Bile acids (BAs), the end products of cholesterol catabolism, are able to interact with nuclear and membrane endogenous receptors, inducing several cellular networks that regulate lipids, glucose and bile acids homeostasis. Cholic acid (CA) and chenodeoxycholic acid (CDCA) are the major primary bile acids synthesized in human livers, and are conjugated with taurine or glycine for secretion into bile. Two targets of BAs are the endogenous nuclear receptor FXR (farnesoid-X-receptor) and the membrane receptor GPBAR1 (G-protein coupled receptor 1) (1-2) and since their activation is linked to the control of different metabolic and enterohepatic functions, they could be considered efficient targets in the treatment of several human diseases (3-5). One limit of the therapeutic use of BA derivatives is their promiscuity in binding different receptors and inducing an increase of risk for adverse side effects.
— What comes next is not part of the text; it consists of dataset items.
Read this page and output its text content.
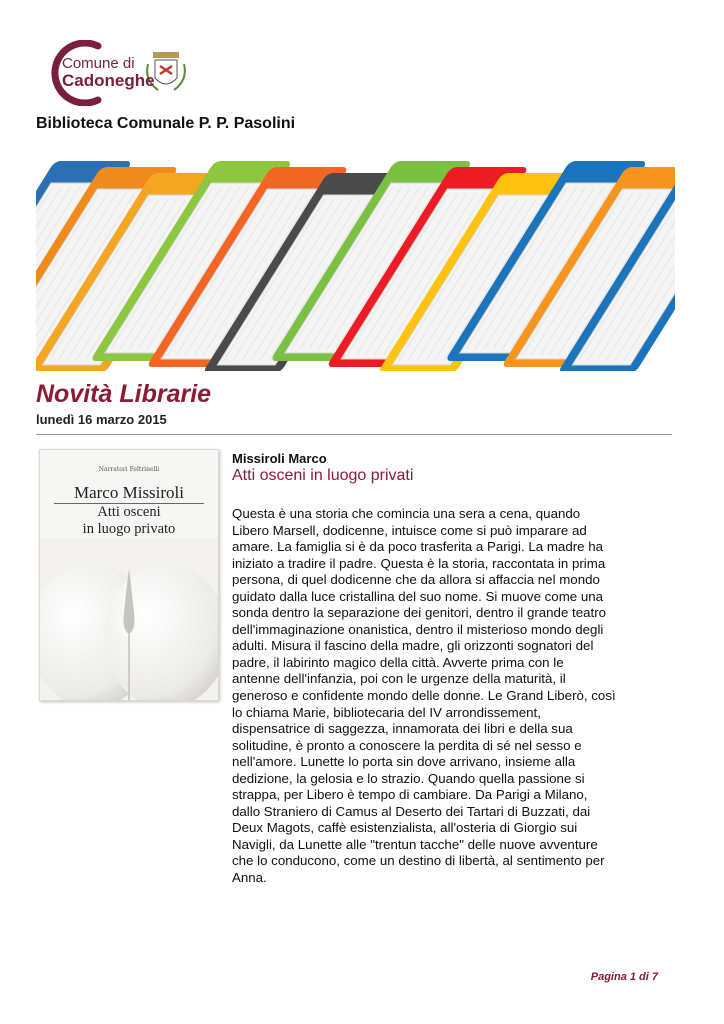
Comune di
Cadoneghe
Biblioteca Comunale P. P. Pasolini
Novità Librarie
lunedì 16 marzo 2015
Narratori Feltrinelli
Marco Missiroli
Atti osceni
in luogo privato
Missiroli Marco
Atti osceni in luogo privati

Questa è una storia che comincia una sera a cena, quando
Libero Marsell, dodicenne, intuisce come si può imparare ad
amare. La famiglia si è da poco trasferita a Parigi. La madre ha
iniziato a tradire il padre. Questa è la storia, raccontata in prima
persona, di quel dodicenne che da allora si affaccia nel mondo
guidato dalla luce cristallina del suo nome. Si muove come una
sonda dentro la separazione dei genitori, dentro il grande teatro
dell'immaginazione onanistica, dentro il misterioso mondo degli
adulti. Misura il fascino della madre, gli orizzonti sognatori del
padre, il labirinto magico della città. Avverte prima con le
antenne dell'infanzia, poi con le urgenze della maturità, il
generoso e confidente mondo delle donne. Le Grand Liberò, così
lo chiama Marie, bibliotecaria del IV arrondissement,
dispensatrice di saggezza, innamorata dei libri e della sua
solitudine, è pronto a conoscere la perdita di sé nel sesso e
nell'amore. Lunette lo porta sin dove arrivano, insieme alla
dedizione, la gelosia e lo strazio. Quando quella passione si
strappa, per Libero è tempo di cambiare. Da Parigi a Milano,
dallo Straniero di Camus al Deserto dei Tartari di Buzzati, dai
Deux Magots, caffè esistenzialista, all'osteria di Giorgio sui
Navigli, da Lunette alle "trentun tacche" delle nuove avventure
che lo conducono, come un destino di libertà, al sentimento per
Anna.

Pagina 1 di 7
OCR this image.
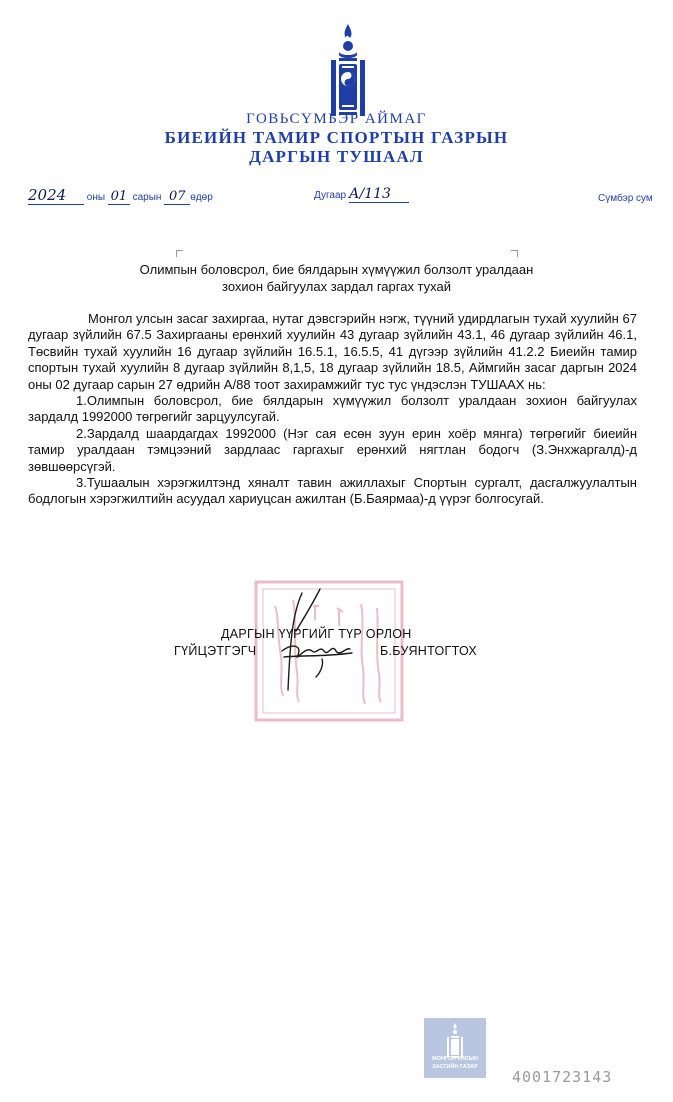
ГОВЬСҮМБЭР АЙМАГ
БИЕИЙН ТАМИР СПОРТЫН ГАЗРЫН
ДАРГЫН ТУШААЛ
2024 оны 01 сарын 07 өдөр	Дугаар А/113	Сүмбэр сум
Олимпын боловсрол, бие бялдарын хүмүүжил болзолт уралдаан
зохион байгуулах зардал гаргах тухай

Монгол улсын засаг захиргаа, нутаг дэвсгэрийн нэгж, түүний удирдлагын тухай хуулийн 67 дугаар зүйлийн 67.5 Захиргааны ерөнхий хуулийн 43 дугаар зүйлийн 43.1, 46 дугаар зүйлийн 46.1, Төсвийн тухай хуулийн 16 дугаар зүйлийн 16.5.1, 16.5.5, 41 дүгээр зүйлийн 41.2.2 Биеийн тамир спортын тухай хуулийн 8 дугаар зүйлийн 8,1,5, 18 дугаар зүйлийн 18.5, Аймгийн засаг даргын 2024 оны 02 дугаар сарын 27 өдрийн А/88 тоот захирамжийг тус тус үндэслэн ТУШААХ нь:

1.Олимпын боловсрол, бие бялдарын хүмүүжил болзолт уралдаан зохион байгуулах зардалд 1992000 төгрөгийг зарцуулсугай.

2.Зардалд шаардагдах 1992000 (Нэг сая есөн зуун ерин хоёр мянга) төгрөгийг биеийн тамир уралдаан тэмцээний зардлаас гаргахыг ерөнхий нягтлан бодогч (З.Энхжаргалд)-д зөвшөөрсүгэй.

3.Тушаалын хэрэгжилтэнд хяналт тавин ажиллахыг Спортын сургалт, дасгалжуулалтын бодлогын хэрэгжилтийн асуудал хариуцсан ажилтан (Б.Баярмаа)-д үүрэг болгосугай.

ДАРГЫН ҮҮРГИЙГ ТҮР ОРЛОН
ГҮЙЦЭТГЭГЧ	Б.БУЯНТОГТОХ
МОНГОЛ УЛСЫН
ЗАСГИЙН ГАЗАР
4001723143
In addition, the carboxyl group on the side chain conjugates with taurine and glycine, and the conjugated metabolites undergo to extensive enterohepatic circulation, resulting in the risk of drug accumulation. In the last years, medicinal chemistry modifications on bile acid scaffolds, mainly performed on chenodeoxycholic acid (CDCA) and focused on the length/functionalization of the side chain, as well as on the tetracyclic core, afforded a large amount of derivatives useful in the treatment of metabolic and enterohepatic disorders, ranging from metabolic syndrome, diabetes, cholestasis and non-alcoholic steatohepatitis. In this contest, we have manipulated also the scaffold of 6-ethylcholane acid (6-ECDCA), a semi-synthetic bile acid, to obtain potent and selective FXR agonist with improved pharmacokinetic properties.